La requête de Mme A… soulève, eu égard à son objet, tel qu’il est rappelé ci-dessus au point 2, un litige relatif à une décision individuelle prise à l’égard d’une personne par une autorité administrative dans l’exercice de ses pouvoirs en matière de police de l’entrée et du séjour des étrangers. Il s’ensuit que le juge des référés territorialement compétent pour en connaître est celui du tribunal administratif du lieu de résidence de son auteure à la date de la décision implicite de rejet en litige, laquelle est née, en application des dispositions citées au point précédent, le 21 octobre 2024. Or il résulte de l’instruction que ce lieu est Marseille, dans les Bouches-du-Rhône, soit en dehors du ressort du tribunal administratif de Melun.
Il résulte de ce qui précède qu’il y a lieu de rejeter la requête de Mme A… en application de l’article R. 522-8-1 du code de justice administrative.
Dans les circonstances de l’espèce, il n’y a pas lieu de mettre à la charge de la requérante la somme que le préfet du Val-de-Marne demande au titre de l’article L. 761-1 du code de justice administrative.
O R D O N N E :
Article 1er :
La requête de Mme A… est rejetée.
Article 2 :
Les conclusions présentées par le préfet du Val-de-Marne au titre de l’article L 761-1 du code de justice administrative sont rejetées.
Article 3 :
La présente ordonnance sera notifiée à Mme B… A… et au ministre de l’intérieur.
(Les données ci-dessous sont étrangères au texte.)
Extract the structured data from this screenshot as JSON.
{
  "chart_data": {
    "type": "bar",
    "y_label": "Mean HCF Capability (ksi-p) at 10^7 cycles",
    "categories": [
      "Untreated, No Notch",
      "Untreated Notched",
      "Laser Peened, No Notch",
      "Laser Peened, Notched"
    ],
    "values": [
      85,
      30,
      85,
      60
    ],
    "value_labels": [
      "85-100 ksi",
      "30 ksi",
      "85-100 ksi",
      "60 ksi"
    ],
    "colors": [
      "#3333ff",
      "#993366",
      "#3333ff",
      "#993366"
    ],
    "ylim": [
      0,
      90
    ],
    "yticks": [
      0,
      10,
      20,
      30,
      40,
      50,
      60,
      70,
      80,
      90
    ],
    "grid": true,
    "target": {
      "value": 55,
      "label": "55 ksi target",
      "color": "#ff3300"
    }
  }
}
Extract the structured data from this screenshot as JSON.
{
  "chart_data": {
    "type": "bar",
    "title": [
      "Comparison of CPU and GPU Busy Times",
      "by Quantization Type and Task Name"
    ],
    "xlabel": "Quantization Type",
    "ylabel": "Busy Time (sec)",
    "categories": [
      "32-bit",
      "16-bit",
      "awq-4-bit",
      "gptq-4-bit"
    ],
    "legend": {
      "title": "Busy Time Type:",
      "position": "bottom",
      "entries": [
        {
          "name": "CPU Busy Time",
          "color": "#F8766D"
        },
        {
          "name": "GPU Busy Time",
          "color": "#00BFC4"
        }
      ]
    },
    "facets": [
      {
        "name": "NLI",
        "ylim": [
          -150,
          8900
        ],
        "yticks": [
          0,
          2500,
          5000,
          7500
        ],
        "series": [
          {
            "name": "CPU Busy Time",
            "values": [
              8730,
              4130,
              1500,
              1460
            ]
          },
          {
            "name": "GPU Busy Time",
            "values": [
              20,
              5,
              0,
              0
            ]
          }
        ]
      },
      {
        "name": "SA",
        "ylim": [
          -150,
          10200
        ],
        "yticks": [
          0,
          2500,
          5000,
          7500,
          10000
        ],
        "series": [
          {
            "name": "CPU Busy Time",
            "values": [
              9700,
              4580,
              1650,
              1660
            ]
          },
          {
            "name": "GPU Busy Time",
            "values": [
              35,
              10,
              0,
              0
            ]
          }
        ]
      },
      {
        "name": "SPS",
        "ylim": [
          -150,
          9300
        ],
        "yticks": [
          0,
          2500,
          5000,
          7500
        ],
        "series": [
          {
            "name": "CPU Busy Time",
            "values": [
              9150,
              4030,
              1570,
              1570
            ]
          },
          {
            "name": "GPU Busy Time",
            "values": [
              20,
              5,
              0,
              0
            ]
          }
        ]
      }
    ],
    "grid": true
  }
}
Copie en sera adressée pour information au préfet du Val-de-Marne.
Fait à Melun, le 14 octobre 2025.
Le juge des référés,
Signé : P. ZANELLA
La République mande et ordonne au ministre de l’intérieur en ce qui le concerne ou à tous commissaires de justice à ce requis en ce qui concerne les voies de droit commun contre les parties privées, de pourvoir à l’exécution de la présente décision.